Held in the context of your life and relationships
Systemic Family Systems Therapy in Anglesea
Working with people in Torquay, Geelong, Surf Coast & Australia-wide online.
Family Systems
Understanding how your story lives within and around you
At the heart of my training as a systemic family therapist is the family systems perspective — an understanding that you are not just an isolated individual with “symptoms,” but part of a larger emotional and relational system.
We are shaped not only by our personal experiences, but also by the families, cultures, and relationships we grow up in and move through.
What role were you cast in within your family growing up?
What was modelled to you about staying connected or expressing emotion?
What did love, loyalty, or belonging mean in your early life?
The answers to these questions can deeply influence how we think, feel, and relate — both to ourselves and to others.
Sometimes the anxiety, guilt, or sense of stuckness we experience isn’t only about what’s happening now. It can reflect longstanding patterns, roles, and expectations carried forward across time.
This isn’t about blame.
It’s about understanding.
It’s about recognising how your family — and those before them — did the best they could with what was available, and how those patterns may still be shaping your experience today.
A systemic approach invites us to look at the bigger picture — not just what is happening within you, but also the dynamics around you.
Together, we explore the unspoken stories, inherited expectations, and emotional ties that shape your current experience. Through this deeper understanding, new possibilities for connection, choice, and change can begin to emerge.
“Change yourself and your family will change.”
— Murray Bowen
6 C’s of Systemic thinking
My approach is informed by key principles of systemic thinking:
-
We are shaped in relationship with others.
Your experiences, emotions, and behaviors don’t exist in isolation—they are connected to the people and systems around you. -
I take a position of not-knowing.
Together, we explore your experience with openness, rather than rushing to conclusions or diagnoses. -
Instead of looking for a single cause, we explore patterns.

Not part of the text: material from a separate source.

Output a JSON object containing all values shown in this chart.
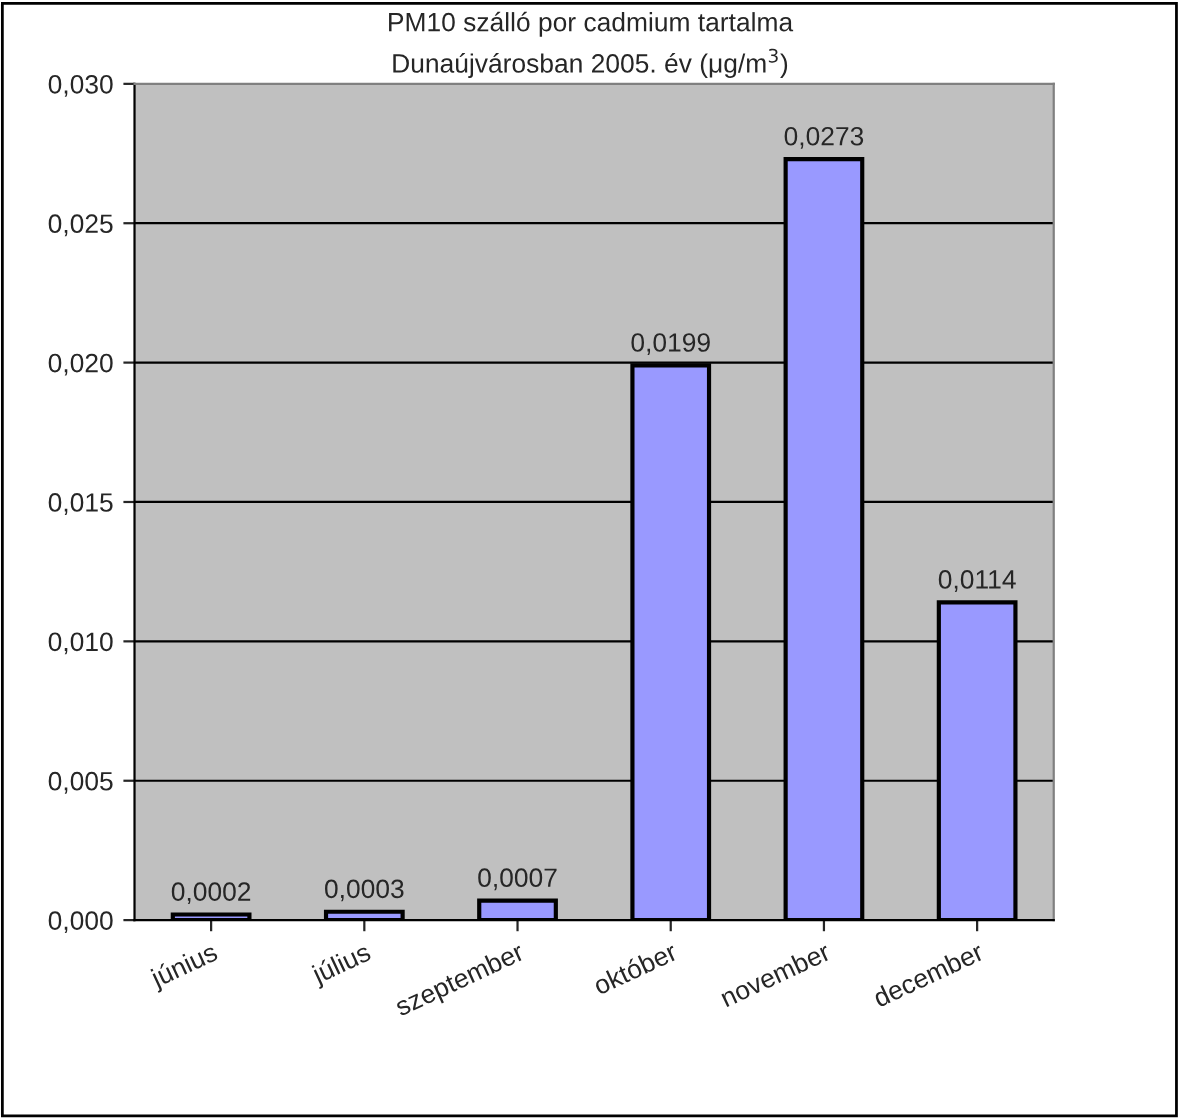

How do interactions loop and reinforce themselves over time? What keeps things stuck—and what might shift them? -
Your life is shaped by broader influences.
Family history, life transitions, social environments, and past experiences all matter in understanding what’s happening now. -
Your identity and background are central.
We consider how culture, values, and social positioning influence your experience, relationships, and sense of self. -
Therapy is something we do together.
You are the expert in your own life—I bring a framework to help us make sense of things and find new ways forward.